The next day, though I had questions for her, Miss Bird was absent. In her place was a woman who approached me in a huff while I was eating lunch and toying with the idea of heading down to the cemetery alone.

"You!" She shattered my thoughts. "You stay away from my child!"

My face twisted into an expression that I saved especially for situations where I had no idea what was going on.

"Don't play stupid, you goddamn creep. You stay away from Abigail." I must have still looked dumbstruck because she continued her verbal assault, "All the kids here say you're the one who went off with her. You're not fooling anyone. You're disturbed and you should be arrested." And sure enough, the kids were once again pointing in my direction with a stillness that heralded an important revelation.

What she was saying started some wheels turning in my head. I almost couldn't speak. A single word crawled out of my throat and over my tongue and teeth, "…Janet?"

"What? I can barely hear you. What? No, I'm not Janet. Are you one of those crazies?"

I explained that the girl had told me her mother's name was Janet, which left this woman as confused as I was. But my confusion was replaced by a sense of relief that this woman was not a ghost or an animated corpse. I could deal, I thought, with assaults on my character, but supernatural assaults on my character are a little too harrowing.

She stopped to think about the meaning of Abigail's misdirection for a moment before regaining her composure. "Why are you eating near a bunch of kids like this? And going off with my daughter? What did you do with her?"

I was eager to clear my good name and tried to explain all that Abigail had said and done, but her mother was having trouble accepting it, so I decided to show the woman where we had gone the previous day.

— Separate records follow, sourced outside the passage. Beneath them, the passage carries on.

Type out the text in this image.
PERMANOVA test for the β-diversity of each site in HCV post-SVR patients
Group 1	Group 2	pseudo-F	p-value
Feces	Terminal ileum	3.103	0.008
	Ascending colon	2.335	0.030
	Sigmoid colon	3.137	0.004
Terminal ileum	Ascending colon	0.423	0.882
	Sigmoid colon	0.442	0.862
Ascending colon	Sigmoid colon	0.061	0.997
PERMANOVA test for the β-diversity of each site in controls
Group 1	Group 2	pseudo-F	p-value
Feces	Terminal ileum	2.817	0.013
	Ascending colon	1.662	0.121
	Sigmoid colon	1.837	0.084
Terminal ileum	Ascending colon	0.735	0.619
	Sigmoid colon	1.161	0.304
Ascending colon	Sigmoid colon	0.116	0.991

On the way, I introduced myself and apologized profusely for my poor judgement. She told me to call her Lily when I stuttered over 'Janet' again. I assured her as best I could that I was only entertaining Abigail's childish whims to keep the girl's self-esteem healthy. "She's so positive and confident, to be approaching strangers. She must be so popular in school." I opted to omit that I was genuinely curious about Abigail's eccentric pastimes.

"She should know better. She's definitely grounded from the park. And this," she gestured at the cemetery, "I don't even know what to say about this. What would she be doing in a graveyard? What does this have to do with making birds better?"

"You haven't seen the birds?" I had figured the girl'd been taking them home.

Lily frowned at me, questioning how I could question her parenting, "No, I guess I haven't! What does it matter to you? All I heard of it was how excited she was to have made a friend. And he turned out to be some creep taking her to a graveyard."

"Sorry. To be fair, she’s the one who took me here."

"I'll be sure to talk to her about it."

We got to Mother Bird's grave. Sure enough there was a lifeless bird resting on the stone, which seemed to be enough evidence for the distressed mother to believe me. Lily was now more concerned about her daughter playing in graveyards with dead birds than wandering around with middle-aged men.

I felt a bit of relief as Lily puzzled over what it all meant. But that relief disappeared when I noticed something had changed about the bird in front of the grave. It had gotten… better.